"La victoire est pour ceux qui auront su faire le désordre sans l'aimer". Qui mieux que le situationniste Guy Debord pouvait ouvrir le nouvel album de Monsieur Saï? "La Guerre ne fait que continuer", dit-il sans détour, et par cette affirmation, brandit le spectre du conflit permanent.

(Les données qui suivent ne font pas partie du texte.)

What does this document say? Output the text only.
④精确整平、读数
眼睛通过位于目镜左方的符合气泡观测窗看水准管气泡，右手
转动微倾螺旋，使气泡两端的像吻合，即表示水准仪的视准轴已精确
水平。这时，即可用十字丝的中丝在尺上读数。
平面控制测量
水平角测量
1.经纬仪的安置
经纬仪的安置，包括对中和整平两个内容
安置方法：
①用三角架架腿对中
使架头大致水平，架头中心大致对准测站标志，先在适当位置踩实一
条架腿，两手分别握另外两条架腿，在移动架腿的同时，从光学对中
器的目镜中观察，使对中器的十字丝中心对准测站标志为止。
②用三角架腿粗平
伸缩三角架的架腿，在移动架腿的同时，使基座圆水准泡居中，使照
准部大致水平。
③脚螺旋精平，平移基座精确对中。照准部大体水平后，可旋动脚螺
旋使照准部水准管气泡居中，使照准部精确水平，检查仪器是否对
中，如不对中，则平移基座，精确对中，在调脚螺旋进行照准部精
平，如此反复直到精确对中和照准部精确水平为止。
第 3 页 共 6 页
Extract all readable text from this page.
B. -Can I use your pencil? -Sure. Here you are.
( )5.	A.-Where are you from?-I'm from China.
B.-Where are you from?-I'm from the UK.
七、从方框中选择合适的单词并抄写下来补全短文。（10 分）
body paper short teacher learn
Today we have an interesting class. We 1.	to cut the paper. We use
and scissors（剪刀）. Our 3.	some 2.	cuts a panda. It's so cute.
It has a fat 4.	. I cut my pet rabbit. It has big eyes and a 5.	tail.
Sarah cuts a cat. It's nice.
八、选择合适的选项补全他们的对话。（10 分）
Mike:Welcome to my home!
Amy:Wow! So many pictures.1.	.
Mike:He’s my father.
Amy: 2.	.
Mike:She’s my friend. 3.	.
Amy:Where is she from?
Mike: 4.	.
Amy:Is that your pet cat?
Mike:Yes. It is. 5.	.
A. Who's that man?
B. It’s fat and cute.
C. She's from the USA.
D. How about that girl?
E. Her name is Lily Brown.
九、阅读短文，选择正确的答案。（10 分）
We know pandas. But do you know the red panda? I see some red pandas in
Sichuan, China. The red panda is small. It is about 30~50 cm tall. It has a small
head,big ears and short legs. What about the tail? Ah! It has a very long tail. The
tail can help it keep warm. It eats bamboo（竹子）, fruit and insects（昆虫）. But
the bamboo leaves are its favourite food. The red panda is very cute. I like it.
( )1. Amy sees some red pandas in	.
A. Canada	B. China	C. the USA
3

Un conflit à double entrée. D'abord celui imposé par une élite d'imposteurs, aux politiques nauséabondes et mensongères, responsables d'une décadence morale et maladive qui conduit une société apathique à faire passer pour un fait divers et, donc, à cautionner l'assassinat d'un enfant rom ("Quand une société dévore ses enfants, elle est irrémédiablement malade / Quand elle tue les enfants des autres, elle est juste infecte, puante, rance, à dégager", sur "65 millions de grimaces"). Les illusionnistes aux grands discours dansent sur la misère du peuple méprisé. La Guerre ne fait que tuer, et l'atmosphère est tourbée; de fait, avoir confié le mastering de l'album à Dalëk n'est sûrement pas un hasard. Le flow amer et affûté de Monsieur Saï évolue sous une chape de plomb et les lyrics trouvent en permanence écho dans les instrumentations viciées du MC. Le soin accordé au décor se fait également sentir dans l'utilisation très free du saxophone de Arth?, fidèle compagnon, conférant à la rythmique Hip-Hop des airs noise pas inintéressants sur des titres à la violence assumée, qu'elle soit sourde ("65 millions de grimaces", "Qui Nous protège de nos protecteurs : Pt. II" à charge contre les forces de l'ordre et la criminalité en col blanc), ou plus frontale ("Caféine", la paranoïaque). Un rien désabusé, la colère grondant, les sonorités de "Mauvais genre" sont dures, le débit est rageur, ne témoignant d'aucune pitié pour la femme objet, un autre déchet d'une société lacérée. On pense à La Canaille dans le mélange des genres et ce grondement de révolte intérieur qui, inexorablement, ne demande qu'à éclater.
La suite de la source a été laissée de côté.